Ich habe oder befinde mich seit 2008 in Bewährung bis 2011,ich habe meine Bewährung aufs Spiel gesetzt 1 Diebstahl ist im Streß passiert ohne böse Absicht,wäre von der Staaatsanwaltsaschaft wegen 2,90€ eingestellt worden ,der 2 ,Diebstahl da komme ich nicht raus es ist ein forensisches Gutachetn gemacht worden was mir bescheinigt Schulfähig 100%
Die alte Bewährung besagt bei Verstoß 5 oder 8 Monate Gefängnis,da ich indessen Mutter von vielen Kindern bin habe ich nun Angst was passiert im schlimmsten Fall was im besten.
04.03.2010 | 14:27

Antwort

von


(125)
Große Teichstraße 17
18337 Marlow
Tel: 038221-42300
E-Mail:

Sehr geehrte Ratsuchende,

vielen Dank für Ihre Anfrage. Diese beantworte ich gerne auf der Grundlage Ihrer Angaben.

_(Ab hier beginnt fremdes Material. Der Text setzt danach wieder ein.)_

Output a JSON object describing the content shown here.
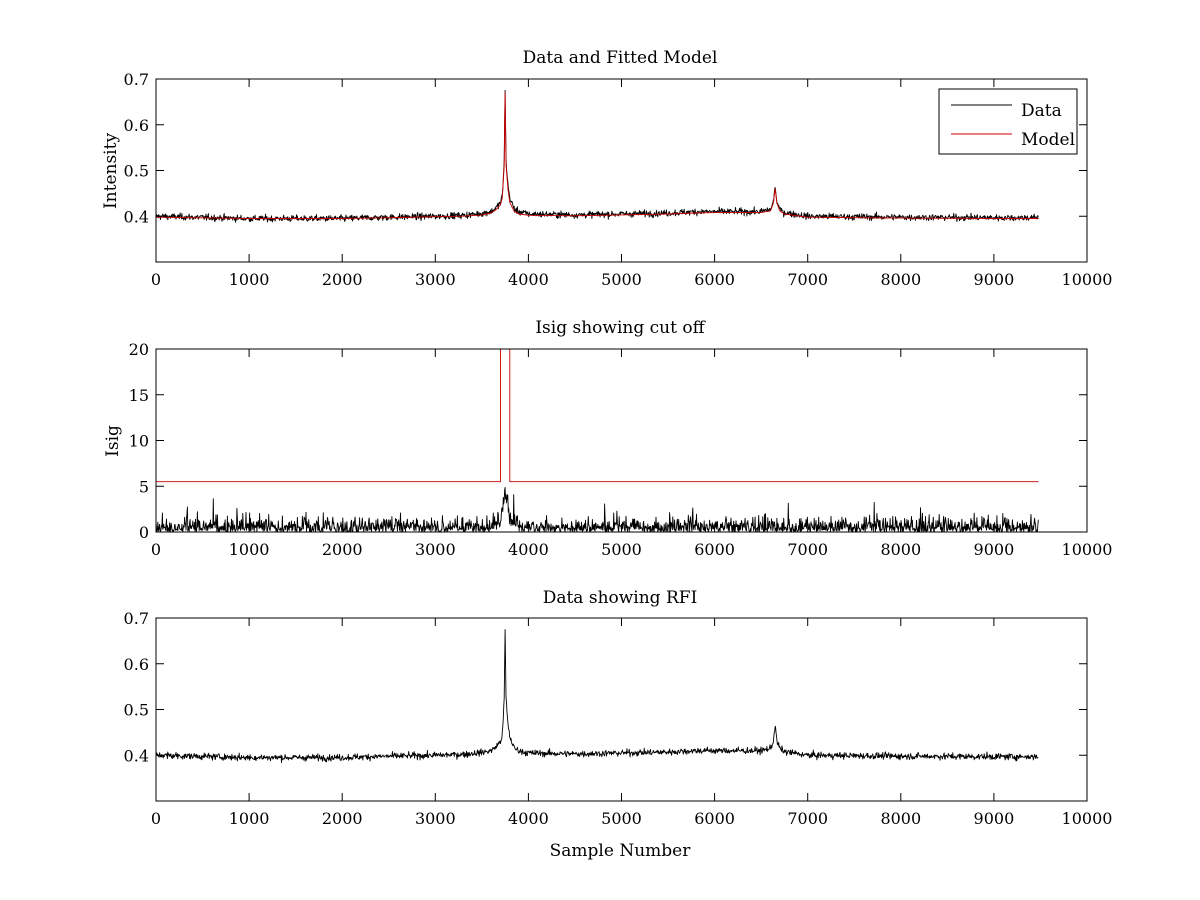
{
  "colors": {
    "data": "#000000",
    "model": "#cc0000",
    "background": "#ffffff"
  },
  "chart_data": [
    {
      "id": "top",
      "type": "line",
      "title": "Data and Fitted Model",
      "xlabel": "",
      "ylabel": "Intensity",
      "xlim": [
        0,
        10000
      ],
      "ylim": [
        0.3,
        0.7
      ],
      "x_ticks": [
        "0",
        "1000",
        "2000",
        "3000",
        "4000",
        "5000",
        "6000",
        "7000",
        "8000",
        "9000",
        "10000"
      ],
      "y_ticks": [
        "0.4",
        "0.5",
        "0.6",
        "0.7"
      ],
      "legend": {
        "position": "top-right",
        "entries": [
          "Data",
          "Model"
        ]
      },
      "series": [
        {
          "name": "Data",
          "color": "#000000",
          "noisy": true,
          "noise_amplitude": 0.006,
          "x": [
            0,
            1000,
            2000,
            2300,
            3000,
            3300,
            3500,
            3600,
            3650,
            3700,
            3720,
            3740,
            3750,
            3760,
            3780,
            3800,
            3850,
            3900,
            4000,
            4500,
            5000,
            5500,
            5800,
            6000,
            6300,
            6500,
            6600,
            6630,
            6650,
            6670,
            6700,
            6750,
            7000,
            8000,
            9000,
            9480
          ],
          "y": [
            0.4,
            0.395,
            0.395,
            0.397,
            0.4,
            0.402,
            0.406,
            0.41,
            0.418,
            0.43,
            0.445,
            0.52,
            0.68,
            0.52,
            0.47,
            0.44,
            0.415,
            0.41,
            0.405,
            0.403,
            0.405,
            0.407,
            0.41,
            0.41,
            0.41,
            0.41,
            0.415,
            0.43,
            0.465,
            0.43,
            0.415,
            0.408,
            0.4,
            0.398,
            0.397,
            0.397
          ]
        },
        {
          "name": "Model",
          "color": "#cc0000",
          "noisy": false,
          "x": [
            0,
            1000,
            2000,
            2300,
            3000,
            3300,
            3500,
            3600,
            3650,
            3700,
            3720,
            3740,
            3750,
            3760,
            3780,
            3800,
            3850,
            3900,
            4000,
            4500,
            5000,
            5500,
            5800,
            6000,
            6300,
            6500,
            6600,
            6630,
            6650,
            6670,
            6700,
            6750,
            7000,
            8000,
            9000,
            9480
          ],
          "y": [
            0.398,
            0.395,
            0.395,
            0.396,
            0.399,
            0.4,
            0.403,
            0.407,
            0.414,
            0.425,
            0.44,
            0.51,
            0.67,
            0.51,
            0.46,
            0.43,
            0.41,
            0.405,
            0.402,
            0.401,
            0.403,
            0.405,
            0.407,
            0.408,
            0.408,
            0.408,
            0.412,
            0.428,
            0.46,
            0.428,
            0.412,
            0.405,
            0.398,
            0.396,
            0.395,
            0.395
          ]
        }
      ]
    },
    {
      "id": "middle",
      "type": "line",
      "title": "Isig showing cut off",
      "xlabel": "",
      "ylabel": "Isig",
      "xlim": [
        0,
        10000
      ],
      "ylim": [
        0,
        20
      ],
      "x_ticks": [
        "0",
        "1000",
        "2000",
        "3000",
        "4000",
        "5000",
        "6000",
        "7000",
        "8000",
        "9000",
        "10000"
      ],
      "y_ticks": [
        "0",
        "5",
        "10",
        "15",
        "20"
      ],
      "series": [
        {
          "name": "Isig",
          "color": "#000000",
          "noisy": true,
          "noise_type": "abs",
          "noise_amplitude": 1.3,
          "x": [
            0,
            3600,
            3700,
            3740,
            3760,
            3800,
            3900,
            9480
          ],
          "y": [
            0,
            0,
            0.5,
            3.0,
            3.5,
            0.5,
            0,
            0
          ]
        },
        {
          "name": "Cut off",
          "color": "#cc0000",
          "noisy": false,
          "x": [
            0,
            3700,
            3700,
            3720,
            3780,
            3800,
            3800,
            9480
          ],
          "y": [
            5.5,
            5.5,
            20,
            20,
            20,
            20,
            5.5,
            5.5
          ]
        }
      ]
    },
    {
      "id": "bottom",
      "type": "line",
      "title": "Data showing RFI",
      "xlabel": "Sample Number",
      "ylabel": "",
      "xlim": [
        0,
        10000
      ],
      "ylim": [
        0.3,
        0.7
      ],
      "x_ticks": [
        "0",
        "1000",
        "2000",
        "3000",
        "4000",
        "5000",
        "6000",
        "7000",
        "8000",
        "9000",
        "10000"
      ],
      "y_ticks": [
        "0.4",
        "0.5",
        "0.6",
        "0.7"
      ],
      "series": [
        {
          "name": "Data",
          "color": "#000000",
          "noisy": true,
          "noise_amplitude": 0.006,
          "x": [
            0,
            1000,
            2000,
            2300,
            3000,
            3300,
            3500,
            3600,
            3650,
            3700,
            3720,
            3740,
            3750,
            3760,
            3780,
            3800,
            3850,
            3900,
            4000,
            4500,
            5000,
            5500,
            5800,
            6000,
            6300,
            6500,
            6600,
            6630,
            6650,
            6670,
            6700,
            6750,
            7000,
            8000,
            9000,
            9480
          ],
          "y": [
            0.4,
            0.395,
            0.395,
            0.397,
            0.4,
            0.402,
            0.406,
            0.41,
            0.418,
            0.43,
            0.445,
            0.52,
            0.68,
            0.52,
            0.47,
            0.44,
            0.415,
            0.41,
            0.405,
            0.403,
            0.405,
            0.407,
            0.41,
            0.41,
            0.41,
            0.41,
            0.415,
            0.43,
            0.465,
            0.43,
            0.415,
            0.408,
            0.4,
            0.398,
            0.397,
            0.397
          ]
        }
      ]
    }
  ]
}
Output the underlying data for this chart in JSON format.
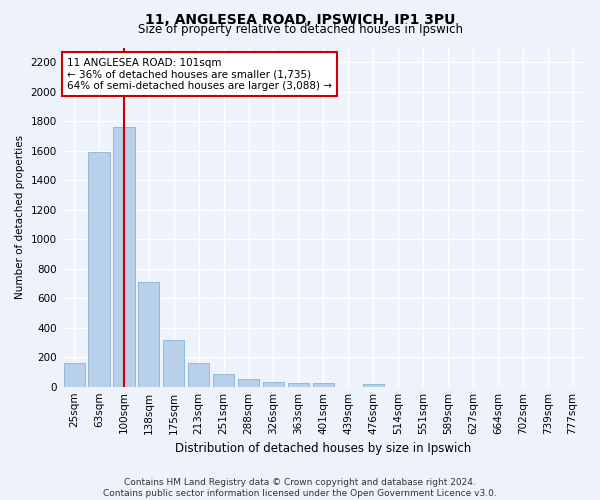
{
  "title1": "11, ANGLESEA ROAD, IPSWICH, IP1 3PU",
  "title2": "Size of property relative to detached houses in Ipswich",
  "xlabel": "Distribution of detached houses by size in Ipswich",
  "ylabel": "Number of detached properties",
  "categories": [
    "25sqm",
    "63sqm",
    "100sqm",
    "138sqm",
    "175sqm",
    "213sqm",
    "251sqm",
    "288sqm",
    "326sqm",
    "363sqm",
    "401sqm",
    "439sqm",
    "476sqm",
    "514sqm",
    "551sqm",
    "589sqm",
    "627sqm",
    "664sqm",
    "702sqm",
    "739sqm",
    "777sqm"
  ],
  "values": [
    160,
    1590,
    1760,
    710,
    315,
    160,
    85,
    55,
    30,
    22,
    22,
    0,
    20,
    0,
    0,
    0,
    0,
    0,
    0,
    0,
    0
  ],
  "bar_color": "#b8d0ea",
  "bar_edge_color": "#7aaace",
  "vline_x": 2,
  "vline_color": "#cc0000",
  "annotation_text": "11 ANGLESEA ROAD: 101sqm\n← 36% of detached houses are smaller (1,735)\n64% of semi-detached houses are larger (3,088) →",
  "annotation_box_color": "#ffffff",
  "annotation_box_edge": "#cc0000",
  "ylim": [
    0,
    2300
  ],
  "yticks": [
    0,
    200,
    400,
    600,
    800,
    1000,
    1200,
    1400,
    1600,
    1800,
    2000,
    2200
  ],
  "footer1": "Contains HM Land Registry data © Crown copyright and database right 2024.",
  "footer2": "Contains public sector information licensed under the Open Government Licence v3.0.",
  "bg_color": "#eef3fb",
  "plot_bg_color": "#eef3fb",
  "grid_color": "#ffffff",
  "title1_fontsize": 10,
  "title2_fontsize": 8.5,
  "xlabel_fontsize": 8.5,
  "ylabel_fontsize": 7.5,
  "tick_fontsize": 7.5,
  "annotation_fontsize": 7.5,
  "footer_fontsize": 6.5
}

Ihrer Fragestellung entnehme ich, daß Ihnen bewußt ist, daß eine halbwegs seriöse Prognose der zu erwartenden Strafe ohne vorherige Einsichtnahme in die Ermittlungsakte und das gegen Sie bereits ergangene Urteil nicht abgegeben werden kann.
Im besten Fall käme es zu einer Einstellung des Verfahrens. Eine solche würde allerdings das Einverständnis von Staatsanwaltschaft und Gericht voraussetzen. Da die Staatsanwaltschaft bereits eine Einstellung im Ermittlungsverfahren ablehnte, ist eine Zustimmung in der Hauptverhandlung eher nicht zu erwarten. Der zweitbeste Ausgang des Verfahrens wäre die Verhängung einer Geldstrafe. Wäre der Staatsanwalt hiermit einverstanden, so hätten Sie gute Chancen, daß Ihre laufende Bewährung nicht widerrufen wird.
Im schlimmsten Fall werden Sie zu einer weiteren Freiheitsstrafe verurteilt, die nicht zur Bewährung ausgesetzt wird. Nach Widerruf der laufenden Bewährung wären beide Strafen zu verbüßen.